Outpatient management of acute pulmonary embolism at U.S. hospitals
Data were derived from Westafer LM, et al. Acad Emerg Med. 2020;doi:10.1111/acem.14181.

“Although patients with PE have historically been admitted to the hospital for initial treatment, clinical trials have demonstrated the safety of treating carefully selected patients with acute PE as outpatients,” Lauren M. Westafer, DO, MPH, assistant professor in the Institute for Healthcare Delivery and Population Science and the department of emergency medicine at the University of Massachusetts Medical School, and colleagues wrote. “Protocols to manage patients with acute PE as outpatients were introduced in the late 1990s, and over the past 6 years an increasing number of international society guidelines recommended outpatient treatment of ED patients with low-risk PE.”

The retrospective cohort study included 61,070 adults (mean age, 61.6 years; 52.5% women) with newly diagnosed acute PE who were treated at 740 acute care hospitals in the U.S. from July 2016 to June 2018.

The primary outcome was initial disposition after an ED visit for acute PE. Secondary outcomes included hospital cost and the 30-day ED revisit rate.

Only 4.1% of newly diagnosed PE cases were discharged from the ED. The median hospital-specific proportion of patients who were discharged was 3.1% (interquartile range, 0.8% to 6.8%). Of those who were discharged, 3.2% returned home against medical advice.

The median OR for the primary outcome was 2.21 (95% CI, 2.05-2.37), which represented the importance of the hospital in initial disposition decisions. This OR was greater than any patient-level factor, excluding concurrent ED diagnosis of hypoxemia/respiratory failure (OR = 0.06; 95% CI, 0.04-0.07), shock (OR = 0.17; 95% CI, 0-0.48) or hypotension (OR = 0.07; 95% CI, 0-0.14).

During the 30 days after discharge, 17.9% of discharged cases returned to the ED only and 10.3% were hospitalized. Among patients initially managed as outpatients who revisited the ED, 1.3% experienced a bleeding-associated diagnosis and 1.2% required hospitalization.

The researchers also analyzed 568 hospitals with 20 or more cases of acute PE. At these hospitals, the median proportion of patients discharged from the ED was 3.1%. Proportions varied between institutions, from 0% to 13%. The median proportion of discharge ranged from 7.5% at small hospitals to 4% at medium hospitals to 3.1% at large hospitals.

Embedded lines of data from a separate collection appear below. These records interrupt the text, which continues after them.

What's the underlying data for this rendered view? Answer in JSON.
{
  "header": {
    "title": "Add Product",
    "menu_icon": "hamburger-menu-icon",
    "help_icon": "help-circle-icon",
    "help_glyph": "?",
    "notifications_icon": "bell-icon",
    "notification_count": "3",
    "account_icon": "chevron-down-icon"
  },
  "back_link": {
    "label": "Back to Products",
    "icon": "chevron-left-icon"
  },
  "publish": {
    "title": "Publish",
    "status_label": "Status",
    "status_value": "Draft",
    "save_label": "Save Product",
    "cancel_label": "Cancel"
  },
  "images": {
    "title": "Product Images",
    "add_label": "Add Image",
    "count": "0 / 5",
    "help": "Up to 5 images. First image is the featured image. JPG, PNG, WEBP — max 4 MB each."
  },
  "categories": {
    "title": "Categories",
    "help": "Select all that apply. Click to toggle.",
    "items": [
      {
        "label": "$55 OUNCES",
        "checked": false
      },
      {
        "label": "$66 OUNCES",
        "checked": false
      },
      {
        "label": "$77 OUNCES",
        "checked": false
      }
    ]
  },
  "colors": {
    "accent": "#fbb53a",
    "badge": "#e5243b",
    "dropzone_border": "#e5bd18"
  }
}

Rural hospitals had a higher proportion of patients discharged compared with urban hospitals (6.7% vs. 4.4%). Regionally, hospitals in the western U.S. had the highest proportion of patients managed as outpatients (7.1%), according to the results.

“Given the significant variation in discharge proportions between hospitals, these findings demonstrate a need to understand the organizational and contextual factors that contribute to this variability and to develop and test strategies to increase the outpatient management of low-risk PE in eligible patients,” the researchers wrote.